RIFT (Reactor In Flight Testing) was a plan to implement NERVA (Nuclear Engine for Rocket Vehicle Application), otherwise known as Project Rover. (Ah, there's nothing like a sea of acronyms and code names in the morning.) The idea was to use a nuclear reactor as a rocket stage, ideally once you'd left the atmosphere. This wasn't anything like a nuclear weapon; you're basically pumping some kind of medium through a reactor and using the heat of the reactor to get it to a super-hot temperature and eject it out the back of the reactor, providing thrust. They were being looked at first as part of the Apollo project, and then for other deep-space exploration purposes, because compared to a chemical rocket you can get a lot more thrust, for a longer time, from a nuclear reactor rocket, at least in principle.
The RIFT project was cancelled when it became clear that they didn't need it for Apollo. The entire NERVA project was eventually shelved as the space program in general became gradually under strain from the ever-growing budget requirements imposed by the Vietnam War and the scaling back of American space exploration ambitions after Apollo. (If I were going to point out one thing that I think is under-appreciated by most Americans, it is the way that the Vietnam War ended up shutting down many other possible directions for American society. It truly was a "zero-sum game" in many ways, and plenty of things that were much more interesting/intriguing were abandoned in the face of trying to sustain a war of choice.)

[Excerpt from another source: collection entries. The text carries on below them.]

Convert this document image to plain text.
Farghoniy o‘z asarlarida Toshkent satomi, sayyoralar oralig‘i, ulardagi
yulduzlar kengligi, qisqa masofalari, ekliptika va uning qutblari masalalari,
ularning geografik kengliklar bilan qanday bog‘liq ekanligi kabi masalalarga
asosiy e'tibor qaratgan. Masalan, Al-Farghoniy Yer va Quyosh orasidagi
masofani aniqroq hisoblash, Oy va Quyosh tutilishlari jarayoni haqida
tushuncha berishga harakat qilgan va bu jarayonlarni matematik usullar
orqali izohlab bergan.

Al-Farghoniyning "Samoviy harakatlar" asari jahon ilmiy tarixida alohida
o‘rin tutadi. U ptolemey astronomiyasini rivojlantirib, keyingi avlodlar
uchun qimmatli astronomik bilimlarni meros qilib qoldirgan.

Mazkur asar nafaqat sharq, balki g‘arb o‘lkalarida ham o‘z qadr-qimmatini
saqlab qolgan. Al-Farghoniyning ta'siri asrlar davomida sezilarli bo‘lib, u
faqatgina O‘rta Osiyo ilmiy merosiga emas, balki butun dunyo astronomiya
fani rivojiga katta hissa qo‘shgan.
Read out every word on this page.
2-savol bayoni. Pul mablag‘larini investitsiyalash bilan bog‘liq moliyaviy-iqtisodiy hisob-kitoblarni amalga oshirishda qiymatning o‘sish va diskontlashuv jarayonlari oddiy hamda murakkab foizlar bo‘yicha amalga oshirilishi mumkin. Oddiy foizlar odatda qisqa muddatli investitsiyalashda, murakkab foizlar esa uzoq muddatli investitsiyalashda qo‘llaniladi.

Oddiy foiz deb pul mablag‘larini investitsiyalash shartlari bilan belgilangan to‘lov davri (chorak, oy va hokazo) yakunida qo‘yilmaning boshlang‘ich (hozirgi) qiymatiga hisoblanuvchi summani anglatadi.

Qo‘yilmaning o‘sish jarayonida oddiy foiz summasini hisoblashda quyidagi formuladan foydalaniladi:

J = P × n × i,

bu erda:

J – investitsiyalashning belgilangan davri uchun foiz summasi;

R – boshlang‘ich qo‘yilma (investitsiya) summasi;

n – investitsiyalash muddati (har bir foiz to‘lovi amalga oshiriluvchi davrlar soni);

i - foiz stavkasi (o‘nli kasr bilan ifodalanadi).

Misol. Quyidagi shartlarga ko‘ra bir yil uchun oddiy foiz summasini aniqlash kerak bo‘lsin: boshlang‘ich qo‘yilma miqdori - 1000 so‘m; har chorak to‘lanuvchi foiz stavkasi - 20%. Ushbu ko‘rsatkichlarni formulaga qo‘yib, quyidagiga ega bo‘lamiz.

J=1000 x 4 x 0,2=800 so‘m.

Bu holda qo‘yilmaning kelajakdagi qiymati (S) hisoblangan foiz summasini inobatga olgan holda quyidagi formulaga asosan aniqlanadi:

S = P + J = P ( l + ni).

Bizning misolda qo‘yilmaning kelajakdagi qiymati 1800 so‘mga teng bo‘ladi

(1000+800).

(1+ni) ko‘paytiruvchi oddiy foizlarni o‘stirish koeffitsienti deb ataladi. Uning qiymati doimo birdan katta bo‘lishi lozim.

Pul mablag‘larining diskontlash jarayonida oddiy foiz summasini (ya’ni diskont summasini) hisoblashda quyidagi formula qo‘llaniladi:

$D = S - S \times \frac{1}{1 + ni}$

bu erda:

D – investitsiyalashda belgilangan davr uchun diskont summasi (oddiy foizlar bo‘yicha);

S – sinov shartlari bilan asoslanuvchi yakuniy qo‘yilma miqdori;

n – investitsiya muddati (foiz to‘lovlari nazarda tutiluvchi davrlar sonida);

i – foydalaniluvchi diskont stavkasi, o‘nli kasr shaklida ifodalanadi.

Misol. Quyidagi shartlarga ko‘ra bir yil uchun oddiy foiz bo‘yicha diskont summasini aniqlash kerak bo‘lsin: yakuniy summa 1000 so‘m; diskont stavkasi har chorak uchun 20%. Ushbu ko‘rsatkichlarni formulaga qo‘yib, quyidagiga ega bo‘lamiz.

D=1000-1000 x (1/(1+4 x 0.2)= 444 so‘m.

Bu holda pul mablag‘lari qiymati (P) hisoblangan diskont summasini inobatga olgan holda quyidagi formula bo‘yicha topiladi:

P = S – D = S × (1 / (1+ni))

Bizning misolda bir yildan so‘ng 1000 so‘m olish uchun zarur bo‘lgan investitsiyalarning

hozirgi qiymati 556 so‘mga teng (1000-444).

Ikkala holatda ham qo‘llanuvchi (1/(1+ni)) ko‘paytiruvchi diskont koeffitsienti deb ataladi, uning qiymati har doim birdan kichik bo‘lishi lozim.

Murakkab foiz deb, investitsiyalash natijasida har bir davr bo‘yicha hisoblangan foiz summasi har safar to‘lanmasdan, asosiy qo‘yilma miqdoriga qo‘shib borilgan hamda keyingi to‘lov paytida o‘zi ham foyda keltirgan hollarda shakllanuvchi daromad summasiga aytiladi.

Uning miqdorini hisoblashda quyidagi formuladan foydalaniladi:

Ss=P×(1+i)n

Anyway, the implication of such a flight would have been a possibly deeper commitment to longer-range manned space travel. That was what these space reactors were being looked at for doing. There are no bans about putting nuclear reactors in space; there are only bans in putting nuclear weapons in space (the Outer Space Treaty, 1967) and the testing of nuclear weapons in space (the Partial Test Ban Treaty, 1963). Neither would apply to a NERVA rocket being used for peaceful purposes. The PTBT would apply to ban spaceflight schemes that used nuclear explosions (like Project Orion), but not nuclear reactors. So NERVA was not a casualty of any treaty; it was a casualty of budget cuts and mission changes.